Les Casques bleus (Peacekeepers) de Kahnawake saisissent une plantation de cannabis; des militants revendiquent un projet environnemental

Diabo estime que la destruction a été perpétrée par le Conseil mohawk de Kahnawake (MCK) contre la volonté de la communauté.

Dans une déclaration publique , le MCK affirme n'avoir ni ordonné ni dirigé
l'enlèvement de la récolte et avoir été informé de la situation seulement après coup.

Les Casques bleus (Peacekeepers) de Kahnawake saisissent une plantation de cannabis; des militants revendiquent un projet environnemental

Kahnawake Peacekeepers Seize Cannabis Crop; Activists Claim Environmental Project

4 septembre 2026| David Brown

Le 2 septembre 2026, la police locale de la communauté mohawk de Kahnawà:ke, située près de Montréal, au Québec, a retiré environ 79 plants de cannabis illégaux plantés par un groupe d'activistes locaux.

Les Gardiens de la paix mohawks de Kahnawake ont publié un communiqué de presse annonçant le démantèlement d'une plantation de chanvre située sur un terrain communautaire, suite à une plainte déposée en août. Selon le journal The Eastern Door , la plantation avait été réalisée par les Défenseurs des terres Kanien'kehá:ka, qui affirment qu'il s'agissait d'une culture de chanvre.

Un communiqué de presse du 3 septembre des Casques bleus de Kahnawake indique qu'un rapport a été établi le 4 août 2026 concernant une culture de cannabis présumée près de l'ancienne entrée de l'école de survie de Kahnawake. Des échantillons ont été prélevés et envoyés au laboratoire de toxicologie de Santé Canada pour analyse le 19 août 2026.

Les échantillons ont été reçus par les Casques bleus mohawks de Kahnawake le 2 septembre et se sont révélés positifs au cannabis (phytocannabinoïdes), atteignant ainsi le seuil défini par la Loi sur le cannabis, 0,3 % de THC . Les Casques bleus ont ensuite saisi et arraché environ 79 plants de cannabis près de l'école.

Selon Kerry Diabo, représentante de Kanien'kehá:ka Land Defenders, interrogée par The Eastern Door, le jardin a pour but d'analyser et de traiter la contamination provenant du parc industriel voisin de Sainte-Catherine.
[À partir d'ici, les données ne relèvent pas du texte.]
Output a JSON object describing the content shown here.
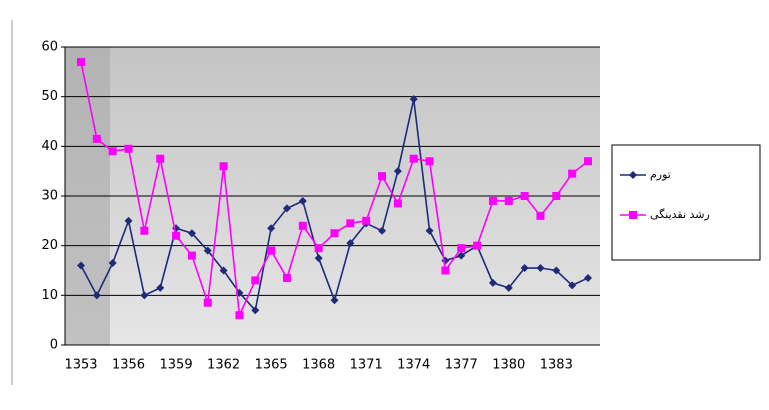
{
  "chart_data": {
    "type": "line",
    "categories": [
      "1353",
      null,
      null,
      "1356",
      null,
      null,
      "1359",
      null,
      null,
      "1362",
      null,
      null,
      "1365",
      null,
      null,
      "1368",
      null,
      null,
      "1371",
      null,
      null,
      "1374",
      null,
      null,
      "1377",
      null,
      null,
      "1380",
      null,
      null,
      "1383",
      null,
      null
    ],
    "series": [
      {
        "name": "تورم",
        "color": "#1f2a7a",
        "marker": "diamond",
        "values": [
          16,
          10,
          16.5,
          25,
          10,
          11.5,
          23.5,
          22.5,
          19,
          15,
          10.5,
          7,
          23.5,
          27.5,
          29,
          17.5,
          9,
          20.5,
          24.5,
          23,
          35,
          49.5,
          23,
          17,
          18,
          20,
          12.5,
          11.5,
          15.5,
          15.5,
          15,
          12,
          13.5
        ]
      },
      {
        "name": "رشد نقدینگی",
        "color": "#ff00ff",
        "marker": "square",
        "values": [
          57,
          41.5,
          39,
          39.5,
          23,
          37.5,
          22,
          18,
          8.5,
          36,
          6,
          13,
          19,
          13.5,
          24,
          19.5,
          22.5,
          24.5,
          25,
          34,
          28.5,
          37.5,
          37,
          15,
          19.5,
          20,
          29,
          29,
          30,
          26,
          30,
          34.5,
          37
        ]
      }
    ],
    "ylim": [
      0,
      60
    ],
    "yticks": [
      0,
      10,
      20,
      30,
      40,
      50,
      60
    ],
    "grid": true,
    "legend": "right"
  }
}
Le cannabis/chanvre peut servir à détecter les métaux lourds dans le sol en agissant comme bioindicateur : ses tissus concentrent les polluants à l'état de traces à des niveaux facilement mesurables.
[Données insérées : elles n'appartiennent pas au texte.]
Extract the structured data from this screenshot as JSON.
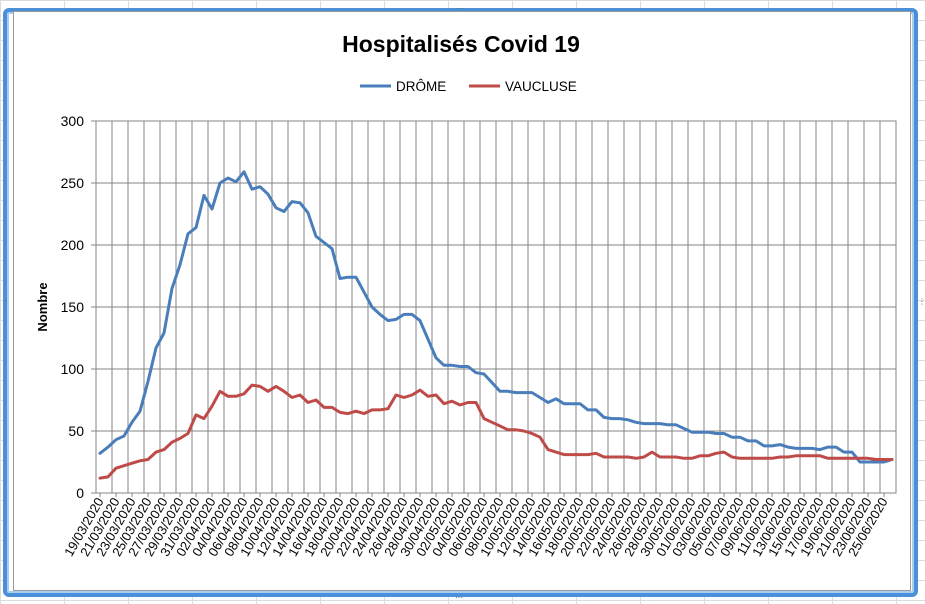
{
  "chart_data": {
    "type": "line",
    "title": "Hospitalisés Covid 19",
    "xlabel": "",
    "ylabel": "Nombre",
    "ylim": [
      0,
      300
    ],
    "yticks": [
      0,
      50,
      100,
      150,
      200,
      250,
      300
    ],
    "grid": true,
    "legend_position": "top",
    "x": [
      "19/03/2020",
      "20/03/2020",
      "21/03/2020",
      "22/03/2020",
      "23/03/2020",
      "24/03/2020",
      "25/03/2020",
      "26/03/2020",
      "27/03/2020",
      "28/03/2020",
      "29/03/2020",
      "30/03/2020",
      "31/03/2020",
      "01/04/2020",
      "02/04/2020",
      "03/04/2020",
      "04/04/2020",
      "05/04/2020",
      "06/04/2020",
      "07/04/2020",
      "08/04/2020",
      "09/04/2020",
      "10/04/2020",
      "11/04/2020",
      "12/04/2020",
      "13/04/2020",
      "14/04/2020",
      "15/04/2020",
      "16/04/2020",
      "17/04/2020",
      "18/04/2020",
      "19/04/2020",
      "20/04/2020",
      "21/04/2020",
      "22/04/2020",
      "23/04/2020",
      "24/04/2020",
      "25/04/2020",
      "26/04/2020",
      "27/04/2020",
      "28/04/2020",
      "29/04/2020",
      "30/04/2020",
      "01/05/2020",
      "02/05/2020",
      "03/05/2020",
      "04/05/2020",
      "05/05/2020",
      "06/05/2020",
      "07/05/2020",
      "08/05/2020",
      "09/05/2020",
      "10/05/2020",
      "11/05/2020",
      "12/05/2020",
      "13/05/2020",
      "14/05/2020",
      "15/05/2020",
      "16/05/2020",
      "17/05/2020",
      "18/05/2020",
      "19/05/2020",
      "20/05/2020",
      "21/05/2020",
      "22/05/2020",
      "23/05/2020",
      "24/05/2020",
      "25/05/2020",
      "26/05/2020",
      "27/05/2020",
      "28/05/2020",
      "29/05/2020",
      "30/05/2020",
      "31/05/2020",
      "01/06/2020",
      "02/06/2020",
      "03/06/2020",
      "04/06/2020",
      "05/06/2020",
      "06/06/2020",
      "07/06/2020",
      "08/06/2020",
      "09/06/2020",
      "10/06/2020",
      "11/06/2020",
      "12/06/2020",
      "13/06/2020",
      "14/06/2020",
      "15/06/2020",
      "16/06/2020",
      "17/06/2020",
      "18/06/2020",
      "19/06/2020",
      "20/06/2020",
      "21/06/2020",
      "22/06/2020",
      "23/06/2020",
      "24/06/2020",
      "25/06/2020",
      "26/06/2020"
    ],
    "xtick_labels": [
      "19/03/2020",
      "21/03/2020",
      "23/03/2020",
      "25/03/2020",
      "27/03/2020",
      "29/03/2020",
      "31/03/2020",
      "02/04/2020",
      "04/04/2020",
      "06/04/2020",
      "08/04/2020",
      "10/04/2020",
      "12/04/2020",
      "14/04/2020",
      "16/04/2020",
      "18/04/2020",
      "20/04/2020",
      "22/04/2020",
      "24/04/2020",
      "26/04/2020",
      "28/04/2020",
      "30/04/2020",
      "02/05/2020",
      "04/05/2020",
      "06/05/2020",
      "08/05/2020",
      "10/05/2020",
      "12/05/2020",
      "14/05/2020",
      "16/05/2020",
      "18/05/2020",
      "20/05/2020",
      "22/05/2020",
      "24/05/2020",
      "26/05/2020",
      "28/05/2020",
      "30/05/2020",
      "01/06/2020",
      "03/06/2020",
      "05/06/2020",
      "07/06/2020",
      "09/06/2020",
      "11/06/2020",
      "13/06/2020",
      "15/06/2020",
      "17/06/2020",
      "19/06/2020",
      "21/06/2020",
      "23/06/2020",
      "25/06/2020"
    ],
    "series": [
      {
        "name": "DRÔME",
        "color": "#4a7ebb",
        "values": [
          32,
          37,
          43,
          46,
          57,
          66,
          90,
          117,
          129,
          165,
          184,
          209,
          214,
          240,
          229,
          250,
          254,
          251,
          259,
          245,
          247,
          241,
          230,
          227,
          235,
          234,
          226,
          207,
          202,
          197,
          173,
          174,
          174,
          162,
          150,
          144,
          139,
          140,
          144,
          144,
          139,
          124,
          109,
          103,
          103,
          102,
          102,
          97,
          96,
          89,
          82,
          82,
          81,
          81,
          81,
          77,
          73,
          76,
          72,
          72,
          72,
          67,
          67,
          61,
          60,
          60,
          59,
          57,
          56,
          56,
          56,
          55,
          55,
          52,
          49,
          49,
          49,
          48,
          48,
          45,
          45,
          42,
          42,
          38,
          38,
          39,
          37,
          36,
          36,
          36,
          35,
          37,
          37,
          33,
          33,
          25,
          25,
          25,
          25,
          27
        ],
        "end_value": 27
      },
      {
        "name": "VAUCLUSE",
        "color": "#be4b48",
        "values": [
          12,
          13,
          20,
          22,
          24,
          26,
          27,
          33,
          35,
          41,
          44,
          48,
          63,
          60,
          70,
          82,
          78,
          78,
          80,
          87,
          86,
          82,
          86,
          82,
          77,
          79,
          73,
          75,
          69,
          69,
          65,
          64,
          66,
          64,
          67,
          67,
          68,
          79,
          77,
          79,
          83,
          78,
          79,
          72,
          74,
          71,
          73,
          73,
          60,
          57,
          54,
          51,
          51,
          50,
          48,
          45,
          35,
          33,
          31,
          31,
          31,
          31,
          32,
          29,
          29,
          29,
          29,
          28,
          29,
          33,
          29,
          29,
          29,
          28,
          28,
          30,
          30,
          32,
          33,
          29,
          28,
          28,
          28,
          28,
          28,
          29,
          29,
          30,
          30,
          30,
          30,
          28,
          28,
          28,
          28,
          28,
          28,
          27,
          27,
          27
        ]
      }
    ]
  }
}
« De toute évidence, on nous accuse à tort », a déclaré Diabo, représentante du groupe Land Defenders qui a créé le jardin en juin. « Pourquoi cultiver du cannabis ? C'est un projet de chanvre. La communauté a été informée de nos activités par les réseaux sociaux, et je suis très mécontente de la tournure que prennent les choses. »

Diabo estime que la destruction a été perpétrée par le Conseil mohawk de Kahnawake (MCK) contre la volonté de la communauté. Dans une déclaration publique , le MCK affirme n'avoir ni ordonné ni dirigé l'enlèvement de la récolte et avoir été informé de la situation seulement après coup.

« Il est important de rappeler que les initiatives impliquant la plantation, la culture ou l’utilisation de cultures à des fins de restauration environnementale doivent être entreprises d’une manière qui tienne compte des lois applicables, des exigences réglementaires, des mesures de protection de l’environnement et de la santé et de la sécurité des membres de la communauté », a écrit le MCK, entre autres.

Au Canada, le chanvre est légalement défini comme une plante de Cannabis sativa contenant 0,3 % de THC ou moins dans ses feuilles et ses fleurs. Quel que soit le taux de THC, la culture, la transformation et la vente commerciales de chanvre sont régies par la Loi sur le cannabis et le Règlement sur le chanvre industriel.

Le parc industriel Sainte-Catherine, situé sur la Rive-Sud de Montréal, borde le territoire mohawk de Kahnawà:ke. Ces dernières années , il est devenu un point névralgique de conflits environnementaux et juridiques majeurs entre le Conseil mohawk de Kahnawà:ke (MCK) et les entreprises industrielles voisines.